Esa frase me tocó hondo. Me hizo recordar a mis padres, pero desde otro lado: no por seguir sus pensamientos, sino por haber tenido el coraje de no hacerlo. A diferencia de Constanza, mis padres no me alentaron a escribir, ni creían que pudiera vivir de la psicología.
—¿Por qué no estudiás contabilidad? —me decían. Pero yo sabía: los números eran mi lengua extranjera. El inconsciente, en cambio, era mi idioma natal.
Siempre seguí mi deseo por encima de los mandatos.
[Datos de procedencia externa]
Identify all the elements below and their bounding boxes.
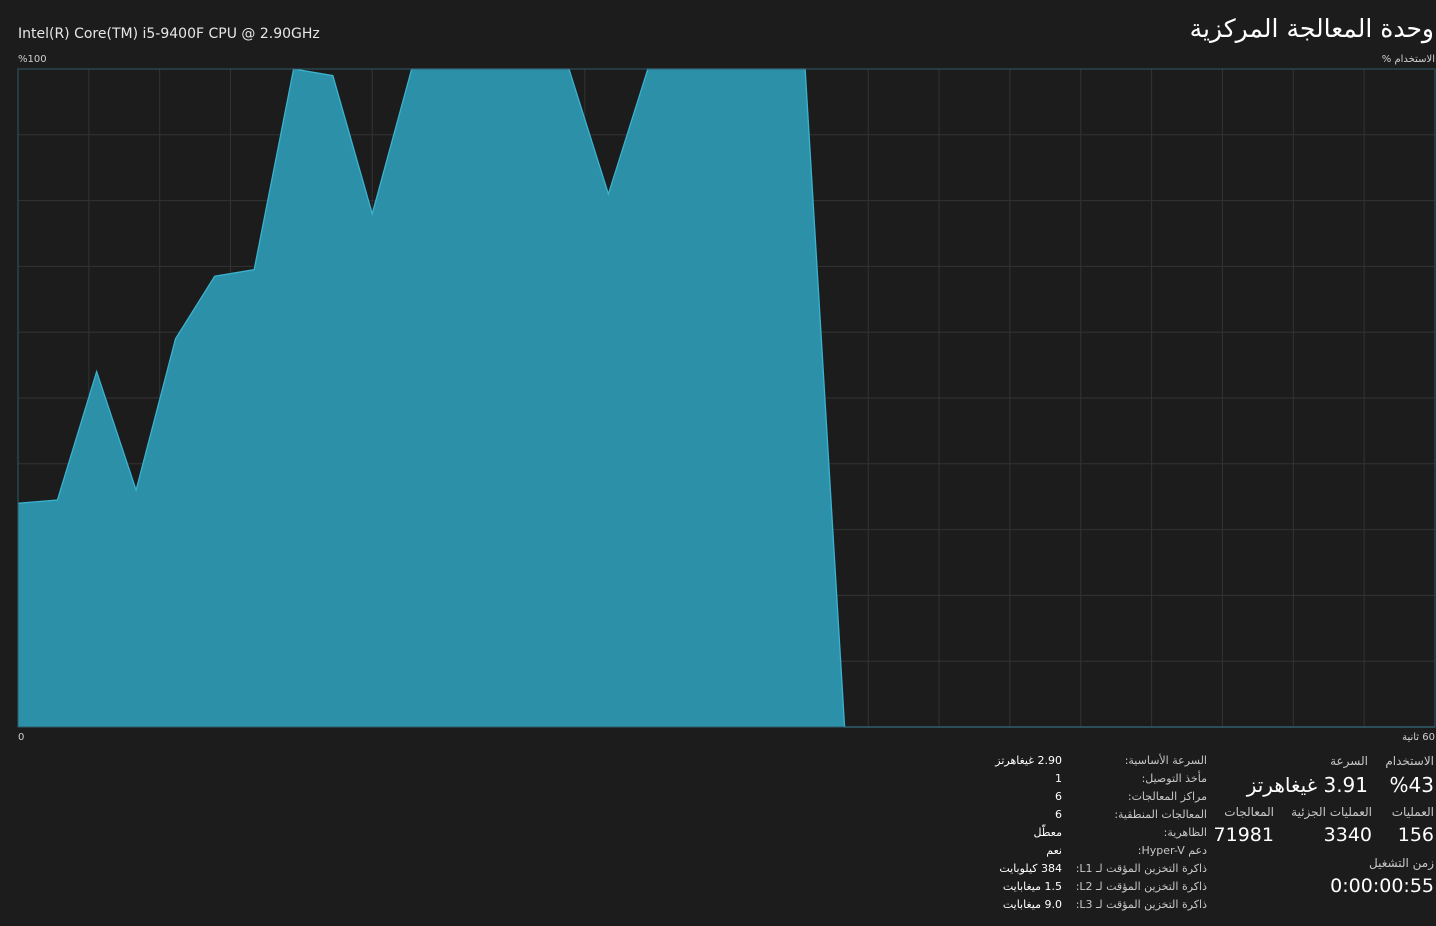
l1-cache-value: 384 كيلوبايت bbox=[999, 862, 1062, 875]
cores-value: 6 bbox=[1055, 790, 1062, 803]
logical-processors-label: المعالجات المنطقية: bbox=[1114, 808, 1207, 821]
l3-cache-value: 9.0 ميغابايت bbox=[1002, 898, 1062, 911]
handles-value: 71981 bbox=[1213, 824, 1274, 846]
logical-processors-value: 6 bbox=[1055, 808, 1062, 821]
cores-label: مراكز المعالجات: bbox=[1127, 790, 1207, 803]
l2-cache-value: 1.5 ميغابايت bbox=[1002, 880, 1062, 893]
processes-label: العمليات bbox=[1391, 805, 1434, 819]
speed-value: 3.91 غيغاهرتز bbox=[1246, 773, 1368, 797]
threads-label: العمليات الجزئية bbox=[1291, 805, 1372, 819]
virtualization-value: معطّل bbox=[1033, 826, 1062, 839]
x-axis-max-label: 60 ثانية bbox=[1402, 732, 1435, 743]
sockets-label: مأخذ التوصيل: bbox=[1141, 772, 1207, 785]
base-speed-label: السرعة الأساسية: bbox=[1124, 754, 1207, 767]
uptime-value: 0:00:00:55 bbox=[1330, 875, 1434, 897]
cpu-usage-chart bbox=[17, 68, 1436, 728]
x-axis-min-label: 0 bbox=[18, 732, 25, 743]
hyper-v-support-label: دعم Hyper-V: bbox=[1137, 844, 1207, 857]
handles-label: المعالجات bbox=[1224, 805, 1274, 819]
virtualization-label: الظاهرية: bbox=[1163, 826, 1207, 839]
processes-value: 156 bbox=[1397, 824, 1434, 846]
task-manager-cpu-page: Intel(R) Core(TM) i5-9400F CPU @ 2.90GHz… bbox=[0, 0, 1436, 926]
base-speed-value: 2.90 غيغاهرتز bbox=[995, 754, 1062, 767]
threads-value: 3340 bbox=[1323, 824, 1372, 846]
uptime-label: زمن التشغيل bbox=[1369, 856, 1434, 870]
hyper-v-support-value: نعم bbox=[1046, 844, 1062, 857]
l3-cache-label: ذاكرة التخزين المؤقت لـ L3: bbox=[1075, 898, 1207, 911]
speed-label: السرعة bbox=[1330, 754, 1368, 768]
usage-label: الاستخدام bbox=[1385, 754, 1434, 768]
l1-cache-label: ذاكرة التخزين المؤقت لـ L1: bbox=[1075, 862, 1207, 875]
usage-value: %43 bbox=[1389, 773, 1434, 797]
l2-cache-label: ذاكرة التخزين المؤقت لـ L2: bbox=[1075, 880, 1207, 893]
sockets-value: 1 bbox=[1055, 772, 1062, 785]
A los ocho, me negué a aprender hebreo —mi manera radical de decirle no a la religión impuesta— y me animé a decir en voz alta, frente a una maestra, que no creía en Dios. Constanza cree en sirenas, hadas y dragones. Yo sigo nadando en mares simbólicos. Nos une el mismo pacto invisible con lo imaginario.
En ese espejo que me tendió Constanza, me vi. Y me reconocí. En la necesidad vital de no ser otra cosa que esta que soy. La que aún se emociona en cada sesión con su amado y admirable psicoanalista (que jamás se ríe de mis delirios, aunque sí nos reímos juntos de la cordura). Esta niña me recordó que como decía Nietzsche: ningún precio es demasiado alto por el privilegio de ser uno mismo. Y mucho menos el de las sesiones que me conducen a mi ser (aunque a veces me conduzcan también al borde del descubierto, ¡en múltiples sentidos!).
En la Isla del Tigre no solo descansé. Gracias a Constanza, me reencontré con esa niña que nunca se fue: la que escribe para no olvidarse quién es. La que busca la verdad en su voz, como ella en la suya.
Le propuse escribir para mi revista. Y su respuesta fue tan simple como reveladora:
—Yo no busco fama.
Me hizo reír. Hasta en eso… se me parece.
https://www.youtube.com/shorts/5rzivdxs7DY
Gracias, Constanza, por recordarme que ser una misma —sin disfraces, ni filtros— es el más noble de los actos de amor. Y por traerme, con la frescura de tu voz y el perfume del río, el eco encantado de aquella niña que nunca dejé ni dejaré de ser.